Fault Origin Model of Earthquakes, with Special Reference to the Tango Earthquake, 1927.

Abstract

Geodetic and seismological characteristics due to a fault movement have been studied on the basis of a simple model. It is intended to examine whether or not such a model is acceptable as a possible representation of earthquake origins. The model is proposed from the standpoint similar to that of REID's hypothesis and the sudden occurrence of a fracture fault in the upper part of the earth's crust is taken as the immediate cause of earthquake shocks as well as of crustal deformations.
First, we deal with statical deformation of the earth's crust caused by stress change (shear) on the fault plane, which is assumed to be developed from the surface vertically down to a certain depth. It has been found that by this model, the general decrease of horizontal displacement of triangulation points with distance from the fault is explained reasonably well. From the comparison of the theory with the observed geodetic data, probable conditions at the actual earthquake fault can be surmised. In the case of the Gomura fault (Tango earthquake), for instance, the depth (H) is estimated at 15km, while the stress change on the fault plane (Y_x)0 and the total amount of strain energy (Efault), at 3×10⁷c.g.s. and 4×10²²ergs, respectively (length of the fault being assumed to be 30km).

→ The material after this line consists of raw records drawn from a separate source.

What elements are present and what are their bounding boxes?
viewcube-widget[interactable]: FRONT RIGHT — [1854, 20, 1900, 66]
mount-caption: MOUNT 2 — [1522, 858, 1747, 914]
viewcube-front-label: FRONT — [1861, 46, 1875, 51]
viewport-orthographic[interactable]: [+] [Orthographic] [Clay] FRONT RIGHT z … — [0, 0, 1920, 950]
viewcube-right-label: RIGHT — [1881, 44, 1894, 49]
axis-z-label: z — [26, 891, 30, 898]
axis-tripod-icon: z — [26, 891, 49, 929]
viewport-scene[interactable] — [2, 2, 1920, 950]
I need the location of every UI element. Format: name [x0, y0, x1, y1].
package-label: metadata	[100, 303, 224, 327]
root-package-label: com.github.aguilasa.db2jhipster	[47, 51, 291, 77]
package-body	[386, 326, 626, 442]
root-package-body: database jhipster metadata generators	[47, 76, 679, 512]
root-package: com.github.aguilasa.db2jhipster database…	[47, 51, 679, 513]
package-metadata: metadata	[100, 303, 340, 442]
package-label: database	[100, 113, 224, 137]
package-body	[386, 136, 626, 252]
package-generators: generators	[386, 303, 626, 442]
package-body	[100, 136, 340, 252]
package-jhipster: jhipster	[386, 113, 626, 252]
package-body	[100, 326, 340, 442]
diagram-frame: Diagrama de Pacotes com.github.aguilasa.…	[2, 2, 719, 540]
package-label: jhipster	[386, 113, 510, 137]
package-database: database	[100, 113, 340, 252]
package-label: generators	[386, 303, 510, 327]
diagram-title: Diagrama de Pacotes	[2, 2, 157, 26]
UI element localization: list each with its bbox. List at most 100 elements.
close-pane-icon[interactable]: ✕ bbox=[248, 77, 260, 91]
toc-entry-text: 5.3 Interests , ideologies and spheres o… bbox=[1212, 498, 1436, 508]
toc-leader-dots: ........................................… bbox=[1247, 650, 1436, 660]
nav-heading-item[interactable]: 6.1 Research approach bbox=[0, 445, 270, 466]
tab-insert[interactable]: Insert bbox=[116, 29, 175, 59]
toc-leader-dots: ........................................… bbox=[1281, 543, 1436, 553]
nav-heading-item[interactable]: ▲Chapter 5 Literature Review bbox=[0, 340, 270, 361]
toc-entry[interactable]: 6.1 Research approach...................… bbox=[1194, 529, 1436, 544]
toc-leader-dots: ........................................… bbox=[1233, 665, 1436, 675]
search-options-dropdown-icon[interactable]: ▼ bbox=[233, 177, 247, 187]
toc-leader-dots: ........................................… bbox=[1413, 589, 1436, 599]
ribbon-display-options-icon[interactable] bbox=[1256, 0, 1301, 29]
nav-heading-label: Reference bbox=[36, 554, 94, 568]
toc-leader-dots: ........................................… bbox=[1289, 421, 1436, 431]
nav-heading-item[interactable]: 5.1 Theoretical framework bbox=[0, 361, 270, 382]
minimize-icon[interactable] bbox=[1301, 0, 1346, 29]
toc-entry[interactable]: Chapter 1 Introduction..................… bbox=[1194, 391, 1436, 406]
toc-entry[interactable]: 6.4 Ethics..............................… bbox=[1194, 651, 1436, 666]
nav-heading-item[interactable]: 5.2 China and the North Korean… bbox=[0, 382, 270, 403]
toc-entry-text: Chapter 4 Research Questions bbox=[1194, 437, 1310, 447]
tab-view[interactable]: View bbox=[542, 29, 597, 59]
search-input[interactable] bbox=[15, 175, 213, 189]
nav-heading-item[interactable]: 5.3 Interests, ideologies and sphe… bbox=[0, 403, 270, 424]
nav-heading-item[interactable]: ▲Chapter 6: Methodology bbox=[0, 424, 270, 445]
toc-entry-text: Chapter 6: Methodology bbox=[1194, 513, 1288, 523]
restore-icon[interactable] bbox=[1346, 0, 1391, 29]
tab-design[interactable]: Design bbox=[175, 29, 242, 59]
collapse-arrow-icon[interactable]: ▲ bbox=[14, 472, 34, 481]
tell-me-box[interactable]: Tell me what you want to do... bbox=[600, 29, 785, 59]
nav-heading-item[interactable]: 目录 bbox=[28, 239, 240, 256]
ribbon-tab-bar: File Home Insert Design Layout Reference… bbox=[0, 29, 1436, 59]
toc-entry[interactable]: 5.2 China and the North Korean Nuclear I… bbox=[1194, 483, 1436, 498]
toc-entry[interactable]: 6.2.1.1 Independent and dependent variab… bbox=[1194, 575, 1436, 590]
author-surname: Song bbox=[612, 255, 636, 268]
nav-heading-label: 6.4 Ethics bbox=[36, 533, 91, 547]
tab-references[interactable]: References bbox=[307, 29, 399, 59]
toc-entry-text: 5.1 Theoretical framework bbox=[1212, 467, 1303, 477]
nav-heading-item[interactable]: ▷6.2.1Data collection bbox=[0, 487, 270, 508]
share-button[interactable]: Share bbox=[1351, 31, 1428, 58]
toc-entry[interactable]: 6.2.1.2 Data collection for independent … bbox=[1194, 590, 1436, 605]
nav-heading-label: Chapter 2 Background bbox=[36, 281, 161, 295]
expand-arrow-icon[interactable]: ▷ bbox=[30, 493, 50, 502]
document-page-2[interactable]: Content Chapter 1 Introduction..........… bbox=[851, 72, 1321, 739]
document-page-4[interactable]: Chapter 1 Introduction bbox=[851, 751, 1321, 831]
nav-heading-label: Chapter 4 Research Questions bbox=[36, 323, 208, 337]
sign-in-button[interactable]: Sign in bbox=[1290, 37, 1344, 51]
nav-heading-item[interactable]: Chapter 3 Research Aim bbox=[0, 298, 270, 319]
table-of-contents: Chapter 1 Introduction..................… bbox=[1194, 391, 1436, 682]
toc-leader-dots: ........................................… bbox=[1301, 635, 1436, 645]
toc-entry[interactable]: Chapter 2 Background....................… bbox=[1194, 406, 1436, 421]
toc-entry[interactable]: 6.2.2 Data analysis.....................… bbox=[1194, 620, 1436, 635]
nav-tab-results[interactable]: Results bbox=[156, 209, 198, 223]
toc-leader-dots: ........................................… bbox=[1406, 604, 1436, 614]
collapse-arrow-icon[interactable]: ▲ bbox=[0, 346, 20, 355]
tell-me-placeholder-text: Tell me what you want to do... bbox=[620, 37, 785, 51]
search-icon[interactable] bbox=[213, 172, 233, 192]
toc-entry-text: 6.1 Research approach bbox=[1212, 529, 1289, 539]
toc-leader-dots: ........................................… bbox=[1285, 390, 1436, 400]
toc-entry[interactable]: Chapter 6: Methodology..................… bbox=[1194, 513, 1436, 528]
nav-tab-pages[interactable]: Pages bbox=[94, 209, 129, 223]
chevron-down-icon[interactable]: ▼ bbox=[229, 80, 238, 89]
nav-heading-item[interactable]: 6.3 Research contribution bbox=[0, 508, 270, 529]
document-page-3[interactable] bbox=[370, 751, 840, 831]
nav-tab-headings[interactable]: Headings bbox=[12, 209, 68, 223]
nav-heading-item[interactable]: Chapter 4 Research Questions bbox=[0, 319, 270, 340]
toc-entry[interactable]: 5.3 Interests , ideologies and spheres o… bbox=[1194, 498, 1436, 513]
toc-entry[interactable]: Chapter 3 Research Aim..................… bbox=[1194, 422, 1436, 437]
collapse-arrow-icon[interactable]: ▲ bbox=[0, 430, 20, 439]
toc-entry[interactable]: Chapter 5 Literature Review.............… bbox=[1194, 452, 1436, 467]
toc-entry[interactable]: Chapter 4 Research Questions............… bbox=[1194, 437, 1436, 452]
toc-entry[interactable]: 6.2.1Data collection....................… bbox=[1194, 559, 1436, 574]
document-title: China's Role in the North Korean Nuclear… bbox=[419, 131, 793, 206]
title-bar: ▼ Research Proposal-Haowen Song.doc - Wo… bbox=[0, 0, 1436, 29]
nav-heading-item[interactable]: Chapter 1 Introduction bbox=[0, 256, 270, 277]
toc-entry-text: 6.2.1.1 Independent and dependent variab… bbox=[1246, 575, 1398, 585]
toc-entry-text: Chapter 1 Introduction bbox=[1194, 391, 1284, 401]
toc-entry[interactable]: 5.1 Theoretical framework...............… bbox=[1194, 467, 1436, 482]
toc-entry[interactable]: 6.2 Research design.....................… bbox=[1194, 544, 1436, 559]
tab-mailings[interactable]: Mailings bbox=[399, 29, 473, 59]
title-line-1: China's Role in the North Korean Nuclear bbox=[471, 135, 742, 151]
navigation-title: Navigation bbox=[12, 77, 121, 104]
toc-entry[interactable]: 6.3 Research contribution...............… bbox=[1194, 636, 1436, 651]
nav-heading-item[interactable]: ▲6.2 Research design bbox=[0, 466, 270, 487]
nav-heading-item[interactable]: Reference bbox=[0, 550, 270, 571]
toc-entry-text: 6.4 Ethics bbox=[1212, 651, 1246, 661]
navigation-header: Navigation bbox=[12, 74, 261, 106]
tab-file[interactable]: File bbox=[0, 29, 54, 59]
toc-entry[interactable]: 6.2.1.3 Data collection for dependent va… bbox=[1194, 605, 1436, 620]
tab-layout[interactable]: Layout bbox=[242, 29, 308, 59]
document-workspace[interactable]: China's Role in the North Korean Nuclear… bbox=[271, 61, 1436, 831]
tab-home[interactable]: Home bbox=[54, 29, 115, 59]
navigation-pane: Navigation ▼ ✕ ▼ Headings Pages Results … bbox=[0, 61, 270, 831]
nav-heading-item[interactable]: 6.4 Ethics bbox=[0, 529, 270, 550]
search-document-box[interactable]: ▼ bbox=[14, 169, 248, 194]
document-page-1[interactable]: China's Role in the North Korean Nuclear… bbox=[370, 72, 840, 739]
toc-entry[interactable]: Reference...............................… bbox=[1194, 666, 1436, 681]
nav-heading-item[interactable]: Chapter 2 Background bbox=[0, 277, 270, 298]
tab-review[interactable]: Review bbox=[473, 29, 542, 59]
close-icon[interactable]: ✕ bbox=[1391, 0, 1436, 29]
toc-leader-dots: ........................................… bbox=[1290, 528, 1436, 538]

Discussion is also made about the characteristics of seismic waves which are generated by the supposed fault movement. The analysis based on a two-dimensional model has shown that the push-pull distribution of the initial P-wave is of the quadrant type, one of the nodal lines coinciding with the fault. The maximum of the spectral intensity (P-wave) falls on the component, whose wave-length (referred to S-wave) is approximately 1.2 times as large as the fault's length.
These results also agree satisfactorily well with the observed seismological data. The deduced conditions at the fault are also acceptable judging from the mechanical strength of the crust which is already known. The model adopted here affording satisfactory explanations of various aspects of the Tango earthquake, we might say that the physical conditions at the seismic origin do not differ much from those of the model. Possibility of applying the similar model to other cases is also discussed.